Last week also got me thinking (after our Kitchen-Aid manual can opener gave up the ghost) about the kitchen tools I would have trouble doing without. That can opener is one. Have you ever tried to open a can with the hook end of the old-style bottle cap openers? For an arthritic, this activity is torture.
What else couldn’t we do without? Our Dutch ovens come to mind, particularly Beez’s mother’s favorite pot:
Cast-Iron skillets – good knives – a decent coffee maker – wooden spoons – a box grater – and all sorts of odd little items that we use, if not for their intended purpose, for our very own intended purposes, like this cheese slicer:
which Beez uses to flip and plate breakfast sausages. (I should mention here our addiction to Bob Evans’ original sausage patties. On any Sunday, after church, put one of these babies on an English muffin, add some ketchup and you will be fueled and ready to tackle the Times’ Spelling Bee, crossword and cryptic.
And here’s a non-essential item which is definitely not a must-have, but pretty useful – a stand which will hold a cookbook open to the page you need for any given dish.
And, finally, here is a reasonably simple recipe for French Onion Soup. It does take time to caramelize the onions, but after that, everything is smooth sailing until you dig into the gooey, Gruyère crusted baguette slice sitting atop the umami-laden sweetness of that genius French elixir. Yes – I got carried away here. The word ‘umami’ should probably be banned. But the French do deserve praise for that soup.
FRENCH ONION SOUP
(adapted from NYT Cooking section January 29, 2023)
Timing: 90 minutes – give yourself an extra 20 if you’ve never caramelized onions
You really need to purchase French soup crocks for this dish – they are oven safe and will make you feel like you’re in Paris. Seriously, I would worry about putting some bowls directly under the broiler – so splurge – Beez ordered these on Amazon and we had them two days later:
Ingredients: 6 Servings
3 pounds large red or yellow onions (this might take 4 onions), peeled and thinly sliced
8-12 slices of French bread (baguettes, sliced on the diagonal are the perfect size, but boules can be cut to fit)
1 1/12 cups of grated Guyère Cheese (this is a splurge, but don’t skip it)
3 tablespoons butter
2 quarts beef stock – the cardboard packages will be just fine, but don’t use the canned stuff
1 cup dry white wine
1 tablespoon dry sherry
1 tablespoon all-purpose flour
½ teaspoon black pepper plus more to taste – we used maybe 2 teaspoons
¾ teaspoon kosher salt – you’ll need a good bit more to adjust the seasoning at the end of the cooking
Slice the onions.
You can measure out the other ingredients while the onions are being caramelized and grate the cheese and slice the bread as the soup is cooking.
Warm the broth in a saucepan over low – don’t let it boil or simmer aggressively.
Melt the butter in a heavy Dutch oven over medium.
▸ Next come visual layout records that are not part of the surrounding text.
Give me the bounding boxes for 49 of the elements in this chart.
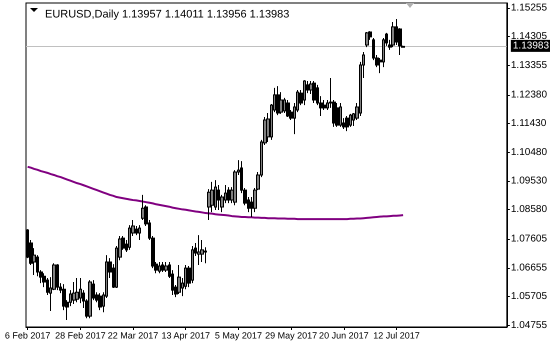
x-tick-label: 22 Mar 2017 [108, 330, 158, 340]
ref-line-label: 1.13983 [512, 40, 550, 52]
candlestick [339, 102, 342, 128]
x-tick-label: 29 May 2017 [265, 330, 318, 340]
candlestick [391, 22, 395, 48]
y-tick-label: 1.15255 [510, 2, 548, 14]
y-tick-label: 1.06655 [510, 262, 548, 274]
candlestick [312, 80, 316, 104]
candlestick [72, 281, 76, 305]
x-tick-label: 12 Jul 2017 [373, 330, 420, 340]
line-series [26, 166, 404, 220]
candlestick [217, 184, 220, 211]
candlestick [335, 102, 339, 128]
candlestick [286, 100, 290, 118]
candlestick [276, 86, 280, 116]
candlestick [349, 113, 352, 128]
candlestick [365, 32, 369, 48]
candlestick [345, 116, 349, 132]
candlestick [227, 186, 230, 204]
candlestick [177, 264, 181, 295]
candlestick [191, 246, 194, 284]
y-tick-label: 1.10480 [510, 146, 548, 158]
y-tick-label: 1.08580 [510, 204, 548, 216]
y-tick-label: 1.12380 [510, 89, 548, 100]
y-tick-label: 1.05705 [510, 291, 548, 302]
candlestick [161, 262, 164, 272]
candlestick [214, 180, 217, 211]
text: EURUSD,Daily 1.13957 1.14011 1.13956 1.13983 [45, 8, 290, 20]
candlestick [75, 278, 79, 303]
y-tick-label: 1.07605 [510, 234, 548, 245]
candlestick [98, 292, 102, 311]
candlestick [200, 239, 204, 263]
x-tick-label: 6 Feb 2017 [4, 330, 50, 340]
candlestick [138, 224, 141, 240]
y-tick-label: 1.14305 [510, 31, 548, 42]
x-tick-label: 28 Feb 2017 [55, 330, 106, 340]
candlestick [197, 234, 201, 266]
candlestick [79, 278, 82, 304]
y-tick-label: 1.04755 [510, 320, 548, 331]
y-tick-label: 1.13355 [510, 60, 548, 71]
candlestick [56, 264, 59, 291]
y-tick-label: 1.09530 [510, 176, 548, 187]
x-tick-label: 5 May 2017 [214, 330, 262, 340]
candlestick [303, 80, 306, 106]
candlestick [158, 262, 161, 274]
candlestick [88, 280, 92, 319]
x-tick-label: 20 Jun 2017 [319, 330, 369, 340]
x-tick-label: 13 Apr 2017 [161, 330, 210, 340]
y-tick-label: 1.11430 [510, 118, 547, 130]
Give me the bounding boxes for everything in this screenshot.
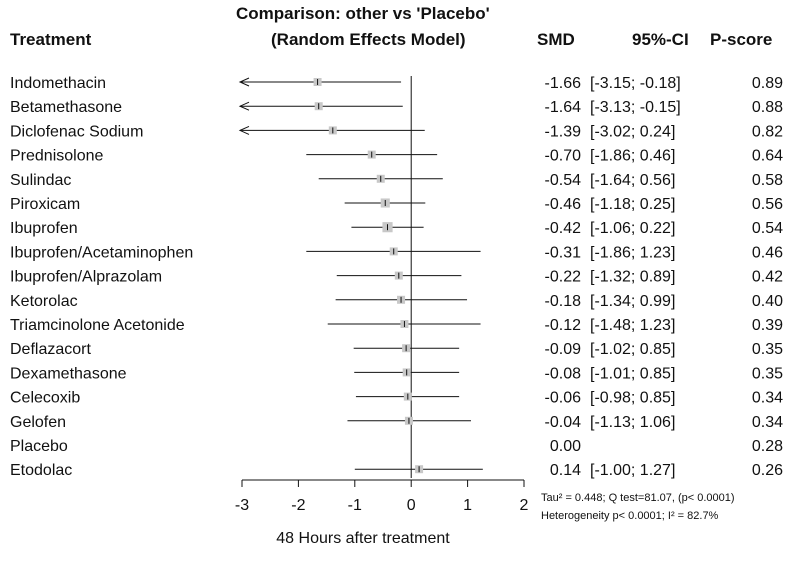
smd-value: -0.08	[545, 365, 582, 382]
pscore-value: 0.34	[752, 390, 783, 407]
smd-value: -0.18	[545, 293, 582, 310]
x-axis-label: 48 Hours after treatment	[276, 530, 450, 547]
smd-value: -1.39	[545, 123, 582, 140]
treatment-label: Dexamethasone	[10, 365, 127, 382]
x-tick-label: 2	[520, 497, 529, 514]
treatment-label: Ibuprofen/Acetaminophen	[10, 244, 193, 261]
treatment-label: Diclofenac Sodium	[10, 123, 143, 140]
treatment-label: Piroxicam	[10, 196, 80, 213]
pscore-value: 0.46	[752, 244, 783, 261]
ci-clipped-arrow	[238, 125, 250, 135]
pscore-value: 0.54	[752, 220, 783, 237]
treatment-label: Gelofen	[10, 414, 66, 431]
pscore-value: 0.58	[752, 172, 783, 189]
smd-value: 0.00	[550, 438, 581, 455]
treatment-label: Indomethacin	[10, 75, 106, 92]
pscore-value: 0.42	[752, 269, 783, 286]
smd-value: -0.04	[545, 414, 582, 431]
smd-value: -0.70	[545, 148, 582, 165]
heterogeneity-stats-line2: Heterogeneity p< 0.0001; I² = 82.7%	[541, 510, 719, 522]
ci-value: [-1.06; 0.22]	[590, 220, 675, 237]
pscore-value: 0.34	[752, 414, 783, 431]
ci-value: [-1.02; 0.85]	[590, 341, 675, 358]
smd-value: 0.14	[550, 462, 581, 479]
treatment-label: Placebo	[10, 438, 68, 455]
column-header-treatment: Treatment	[10, 30, 92, 49]
smd-value: -0.31	[545, 244, 582, 261]
pscore-value: 0.26	[752, 462, 783, 479]
pscore-value: 0.39	[752, 317, 783, 334]
ci-value: [-3.02; 0.24]	[590, 123, 675, 140]
column-header-smd: SMD	[537, 30, 575, 49]
treatment-label: Ketorolac	[10, 293, 78, 310]
treatment-label: Ibuprofen	[10, 220, 78, 237]
ci-clipped-arrow	[238, 77, 250, 87]
smd-value: -0.12	[545, 317, 582, 334]
pscore-value: 0.35	[752, 365, 783, 382]
ci-value: [-1.01; 0.85]	[590, 365, 675, 382]
ci-value: [-0.98; 0.85]	[590, 390, 675, 407]
chart-subtitle: (Random Effects Model)	[271, 30, 466, 49]
pscore-value: 0.40	[752, 293, 783, 310]
ci-value: [-1.00; 1.27]	[590, 462, 675, 479]
pscore-value: 0.82	[752, 123, 783, 140]
treatment-label: Deflazacort	[10, 341, 91, 358]
ci-clipped-arrow	[238, 101, 250, 111]
x-tick-label: 0	[407, 497, 416, 514]
smd-value: -0.46	[545, 196, 582, 213]
ci-value: [-3.15; -0.18]	[590, 75, 681, 92]
treatment-label: Betamethasone	[10, 99, 122, 116]
x-tick-label: -2	[291, 497, 305, 514]
smd-value: -1.66	[545, 75, 582, 92]
treatment-label: Etodolac	[10, 462, 72, 479]
pscore-value: 0.89	[752, 75, 783, 92]
smd-value: -0.09	[545, 341, 582, 358]
pscore-value: 0.35	[752, 341, 783, 358]
ci-value: [-3.13; -0.15]	[590, 99, 681, 116]
smd-value: -0.54	[545, 172, 582, 189]
pscore-value: 0.28	[752, 438, 783, 455]
x-tick-label: 1	[463, 497, 472, 514]
ci-value: [-1.13; 1.06]	[590, 414, 675, 431]
pscore-value: 0.56	[752, 196, 783, 213]
heterogeneity-stats-line1: Tau² = 0.448; Q test=81.07, (p< 0.0001)	[541, 492, 735, 504]
ci-value: [-1.86; 0.46]	[590, 148, 675, 165]
chart-title: Comparison: other vs 'Placebo'	[236, 4, 490, 23]
smd-value: -0.06	[545, 390, 582, 407]
pscore-value: 0.88	[752, 99, 783, 116]
column-header-pscore: P-score	[710, 30, 773, 49]
pscore-value: 0.64	[752, 148, 783, 165]
x-tick-label: -3	[235, 497, 249, 514]
x-tick-label: -1	[348, 497, 362, 514]
ci-value: [-1.32; 0.89]	[590, 269, 675, 286]
smd-value: -1.64	[545, 99, 582, 116]
treatment-label: Celecoxib	[10, 390, 80, 407]
ci-value: [-1.34; 0.99]	[590, 293, 675, 310]
treatment-label: Ibuprofen/Alprazolam	[10, 269, 162, 286]
column-header-ci: 95%-CI	[632, 30, 689, 49]
ci-value: [-1.48; 1.23]	[590, 317, 675, 334]
ci-value: [-1.86; 1.23]	[590, 244, 675, 261]
treatment-label: Prednisolone	[10, 148, 104, 165]
treatment-label: Triamcinolone Acetonide	[10, 317, 185, 334]
smd-value: -0.42	[545, 220, 582, 237]
ci-value: [-1.18; 0.25]	[590, 196, 675, 213]
smd-value: -0.22	[545, 269, 582, 286]
ci-value: [-1.64; 0.56]	[590, 172, 675, 189]
treatment-label: Sulindac	[10, 172, 71, 189]
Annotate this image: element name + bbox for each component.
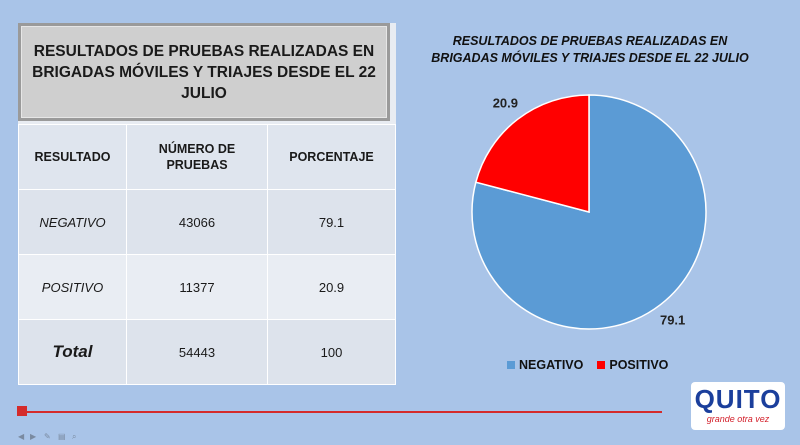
row-positivo-porcentaje: 20.9 — [267, 254, 396, 320]
results-table: RESULTADO NÚMERO DE PRUEBAS PORCENTAJE N… — [18, 124, 396, 385]
header-numero: NÚMERO DE PRUEBAS — [126, 124, 268, 190]
legend-swatch-negativo — [507, 361, 515, 369]
header-resultado: RESULTADO — [18, 124, 127, 190]
row-negativo-porcentaje: 79.1 — [267, 189, 396, 255]
row-positivo-numero: 11377 — [126, 254, 268, 320]
logo-text: QUITO — [694, 384, 782, 414]
row-total-porcentaje: 100 — [267, 319, 396, 385]
legend-label-negativo: NEGATIVO — [519, 358, 584, 372]
row-total-numero: 54443 — [126, 319, 268, 385]
chart-title: RESULTADOS DE PRUEBAS REALIZADAS EN BRIG… — [431, 34, 749, 65]
pie-labels: 79.1 20.9 — [493, 95, 686, 327]
legend-item-negativo: NEGATIVO — [507, 358, 583, 372]
zoom-icon[interactable]: ⌕ — [72, 432, 77, 441]
row-negativo-numero: 43066 — [126, 189, 268, 255]
row-total-label: Total — [18, 319, 127, 385]
header-porcentaje: PORCENTAJE — [267, 124, 396, 190]
pen-icon[interactable]: ✎ — [44, 432, 51, 441]
quito-logo: QUITO grande otra vez — [691, 382, 785, 430]
table-row: NEGATIVO 43066 79.1 — [18, 189, 396, 255]
logo-tagline: grande otra vez — [706, 414, 770, 424]
legend-swatch-positivo — [597, 361, 606, 369]
pie-slice-positivo — [474, 94, 590, 213]
row-positivo-label: POSITIVO — [18, 254, 127, 320]
next-icon[interactable]: ▶ — [30, 432, 37, 441]
chart-legend: NEGATIVO POSITIVO — [507, 358, 682, 372]
pie-slices — [471, 94, 707, 330]
slides-icon[interactable]: ▤ — [58, 432, 66, 441]
pie-data-label-positivo: 20.9 — [493, 95, 518, 110]
slide-progress-bar — [22, 411, 662, 413]
table-row-total: Total 54443 100 — [18, 319, 396, 385]
slide-progress-marker[interactable] — [17, 406, 27, 416]
table-header-row: RESULTADO NÚMERO DE PRUEBAS PORCENTAJE — [18, 124, 396, 190]
legend-label-positivo: POSITIVO — [609, 358, 669, 372]
table-row: POSITIVO 11377 20.9 — [18, 254, 396, 320]
legend-item-positivo: POSITIVO — [597, 358, 668, 372]
previous-icon[interactable]: ◀ — [18, 432, 25, 441]
pie-data-label-negativo: 79.1 — [660, 313, 685, 328]
table-title: RESULTADOS DE PRUEBAS REALIZADAS EN BRIG… — [18, 23, 390, 121]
Add the onions and ½ teaspoon of salt, stir and cover for five minutes. (You’ll need to stir a bit, you want to get most of the onions coated with the fat.)
Now remove the lid (the onions will have softened) and lets the onions caramelize until golden brown. Do this over medium, but adjust the temperature if they are browning too quickly and stir from time to time to make sure all of the onions make contact with the bottom of the pan. This caramelization with take up to one hour or a bit longer – keep and eye on it; you do not want to burn the onions.
Now add the wine and Sherry and bring to a boil. Stir in the flour and let it thicken for a minute or two (stirring to make sure that all of it cooks).
Slowly add the warm broth and the pepper and another ½ teaspoon of salt and boil, uncovered, for 10 ten minutes. Adjust the salt and pepper to taste.
Now preheat the broiler and arrange the ovenproof soup crocks on a baking sheet. Ladle the soup into the crocks and cover the top with the bread slices. Sprinkle each crock with a lot of Gruyère. Broil for one or two minutes, until the cheese melts and browns. N.B. you must keep an eye on this. If you walk away, the bread can burn. (A little char on the edges is fine.)